Aunque comúnmente se la conoce como “Del Hijo Pródigo”,
algunos llaman a este texto “Parábola del Padre Misericordioso.” Y lo hacen con
mucha razón.
En ella se describe no sólo el pecado del hombre, sino el
perdón de Dios y, las condiciones para recibirlo. Vemos en ese padre, el
Corazón de Dios. ¿Cómo es su amor por el hijo que se ha marchado, que ha huido
de su presencia y ha malgastado sus dones?
Este personaje posee un amor tan grande que su figura es
atrayente. Su hijo, pensado en él se anima a volver. Es también ansioso: lo
imaginamos esperar, mirando hacia la tranquera, para verlo de lejos. Es,
finalmente, misericordioso: perdona, se alegra por la conversión, recibe y
transforma.
De esta forma, la Palabra de Dios nos llena de confianza, no
para seguir en nuestro pecado, pensando burlonamente: “total Dios me perdona”,
sino para acercarnos a su perdón con un corazón sinceramente arrepentido.
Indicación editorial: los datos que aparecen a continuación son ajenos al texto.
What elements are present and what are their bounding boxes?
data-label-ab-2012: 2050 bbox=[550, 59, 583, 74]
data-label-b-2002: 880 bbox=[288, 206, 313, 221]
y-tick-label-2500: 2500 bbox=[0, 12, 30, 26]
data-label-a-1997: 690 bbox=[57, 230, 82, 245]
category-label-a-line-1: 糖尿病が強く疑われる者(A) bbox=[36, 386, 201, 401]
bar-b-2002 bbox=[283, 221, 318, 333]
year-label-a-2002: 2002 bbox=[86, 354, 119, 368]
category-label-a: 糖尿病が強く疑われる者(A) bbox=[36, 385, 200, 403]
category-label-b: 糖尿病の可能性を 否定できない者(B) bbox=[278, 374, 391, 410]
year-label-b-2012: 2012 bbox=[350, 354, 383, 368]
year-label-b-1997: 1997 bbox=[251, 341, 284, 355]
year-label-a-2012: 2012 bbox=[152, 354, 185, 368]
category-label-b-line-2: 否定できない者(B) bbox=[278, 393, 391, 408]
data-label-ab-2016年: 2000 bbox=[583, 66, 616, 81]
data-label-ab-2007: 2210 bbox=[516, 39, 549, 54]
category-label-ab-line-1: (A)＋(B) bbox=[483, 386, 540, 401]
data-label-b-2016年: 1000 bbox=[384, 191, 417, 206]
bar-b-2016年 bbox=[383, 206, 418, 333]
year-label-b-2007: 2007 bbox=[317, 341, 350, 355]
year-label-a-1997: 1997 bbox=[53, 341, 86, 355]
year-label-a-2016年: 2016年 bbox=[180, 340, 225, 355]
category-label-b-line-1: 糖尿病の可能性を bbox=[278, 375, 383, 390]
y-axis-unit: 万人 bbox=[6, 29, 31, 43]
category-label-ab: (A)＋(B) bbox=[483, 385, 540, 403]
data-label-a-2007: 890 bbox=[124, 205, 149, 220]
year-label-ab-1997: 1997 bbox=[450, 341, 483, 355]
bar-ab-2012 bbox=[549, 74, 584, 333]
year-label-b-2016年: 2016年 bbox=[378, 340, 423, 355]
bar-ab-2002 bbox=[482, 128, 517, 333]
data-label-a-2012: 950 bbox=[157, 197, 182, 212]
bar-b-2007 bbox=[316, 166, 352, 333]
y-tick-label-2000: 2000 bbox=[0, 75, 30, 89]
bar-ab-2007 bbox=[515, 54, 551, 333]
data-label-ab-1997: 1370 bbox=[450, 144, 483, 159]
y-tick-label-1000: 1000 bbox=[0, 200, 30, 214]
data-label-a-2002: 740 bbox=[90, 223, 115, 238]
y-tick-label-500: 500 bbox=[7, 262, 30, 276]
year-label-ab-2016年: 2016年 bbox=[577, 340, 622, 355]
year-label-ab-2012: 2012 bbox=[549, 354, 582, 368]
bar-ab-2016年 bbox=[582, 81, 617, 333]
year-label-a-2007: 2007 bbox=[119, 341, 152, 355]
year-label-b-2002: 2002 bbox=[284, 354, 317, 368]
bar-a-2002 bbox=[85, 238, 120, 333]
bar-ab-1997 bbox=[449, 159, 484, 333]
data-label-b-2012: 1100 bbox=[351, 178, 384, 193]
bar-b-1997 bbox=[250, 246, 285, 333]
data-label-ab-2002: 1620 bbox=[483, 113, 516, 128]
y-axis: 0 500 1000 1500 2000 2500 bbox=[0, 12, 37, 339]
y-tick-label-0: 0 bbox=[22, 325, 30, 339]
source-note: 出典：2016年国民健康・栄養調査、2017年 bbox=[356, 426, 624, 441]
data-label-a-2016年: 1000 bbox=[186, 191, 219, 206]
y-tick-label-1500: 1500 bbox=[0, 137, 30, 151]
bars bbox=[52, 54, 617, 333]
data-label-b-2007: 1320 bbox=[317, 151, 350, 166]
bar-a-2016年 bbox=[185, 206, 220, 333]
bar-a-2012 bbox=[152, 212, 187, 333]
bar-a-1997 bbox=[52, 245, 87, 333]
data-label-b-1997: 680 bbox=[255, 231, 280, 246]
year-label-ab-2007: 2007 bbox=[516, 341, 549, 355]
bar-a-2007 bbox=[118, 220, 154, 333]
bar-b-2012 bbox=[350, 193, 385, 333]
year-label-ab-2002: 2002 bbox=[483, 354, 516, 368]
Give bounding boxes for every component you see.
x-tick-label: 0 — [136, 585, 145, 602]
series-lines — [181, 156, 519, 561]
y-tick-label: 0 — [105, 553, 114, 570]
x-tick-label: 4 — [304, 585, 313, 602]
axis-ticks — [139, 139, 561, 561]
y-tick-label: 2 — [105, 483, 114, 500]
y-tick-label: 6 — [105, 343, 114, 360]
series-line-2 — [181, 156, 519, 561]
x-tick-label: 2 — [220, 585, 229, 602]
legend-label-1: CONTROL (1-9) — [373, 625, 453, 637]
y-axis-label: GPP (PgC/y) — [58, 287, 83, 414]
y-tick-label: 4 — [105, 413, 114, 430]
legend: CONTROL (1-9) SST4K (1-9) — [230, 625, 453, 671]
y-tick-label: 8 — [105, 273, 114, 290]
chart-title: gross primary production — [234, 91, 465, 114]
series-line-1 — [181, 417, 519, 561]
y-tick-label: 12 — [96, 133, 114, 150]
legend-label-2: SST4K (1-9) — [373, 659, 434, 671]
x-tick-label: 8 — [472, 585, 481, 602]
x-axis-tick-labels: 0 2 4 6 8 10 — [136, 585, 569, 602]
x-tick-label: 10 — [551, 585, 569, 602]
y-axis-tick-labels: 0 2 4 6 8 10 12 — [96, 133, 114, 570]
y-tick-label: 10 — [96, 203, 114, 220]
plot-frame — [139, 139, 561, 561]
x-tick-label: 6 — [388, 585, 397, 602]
De
este modo, Nuestro Dios nos invita a la conversión, a cambiar de vida, a dejar
la esclavitud del pecado para vivir en la libertad de los hijos de Dios.
De hecho, como nos lo recuerda el Catecismo, los pasos para
una buena confesión son: “un diligente examen de conciencia; la
contrición (o arrepentimiento), que es perfecta cuando está motivada por el
amor a Dios, imperfecta cuando se funda en otros motivos, e incluye el
propósito de no volver a pecar; la confesión, que consiste en la
acusación de los pecados hecha delante del sacerdote; la satisfacción,
es decir, el cumplimiento de ciertos actos de penitencia, que el propio
confesor impone al penitente para reparar el daño causado por el pecado” (CATIC
Compendio 303).
- ¿Cómo nos viene ese perdón?
“Por medio de Cristo nos reconcilió consigo y nos encargó el
servicio de reconciliar” (2Cor 5,18) decía San Pablo.
Por esto, “el sacerdote es el signo y el instrumento del amor misericordioso de Dios con el
pecador.” “Cuando celebra el sacramento de la Penitencia, el sacerdote ejerce
el ministerio del Buen Pastor que busca la oveja perdida, el del Buen
Samaritano que cura las heridas, del Padre que espera al Hijo pródigo y lo
acoge a su vuelta, del justo Juez que no hace acepción de personas y cuyo
juicio es a la vez justo y misericordioso” (CATIC 1465).
Conocemos la fe y el celo que tenía, por ejemplo, San Juan
María Vianney por el sacramento del perdón divino, por lo cual muchas horas
pasaba a diario sentado en el confesionario. A semejanza suya, “los sacerdotes
deben alentar a los fieles a acceder al sacramento de la penitencia y deben
mostrarse disponibles a celebrar este sacramento cada vez que los cristianos lo
pidan de manera razonable” (CATIC 1464).
De hecho, en el confesionario se realiza aquel encuentro en
el que somos perdonados y transformados como le sucedió a aquel hijo que se
animó a volver a la casa paterna.
- ¿Qué produce en nosotros?
Dicho encuentro deja su huella en nuestra alma: “Los efectos
del sacramento de la Penitencia son: la reconciliación con Dios y, por tanto,
el perdón de los pecados; la reconciliación con la Iglesia; la recuperación del
estado de gracia, si se había perdido; la remisión de la pena eterna merecida a
causa de los pecados mortales y, al menos en parte, de las penas temporales que
son consecuencia del pecado; la paz y la serenidad de conciencia y el consuelo
del espíritu; el aumento de la fuerza espiritual para el combate cristiano”
(CATIC Compendio 310).
Conclusión:
Le pedimos a la Virgen Santísima nos conceda luchar contra
el pecado mediante un sincero arrepentimiento.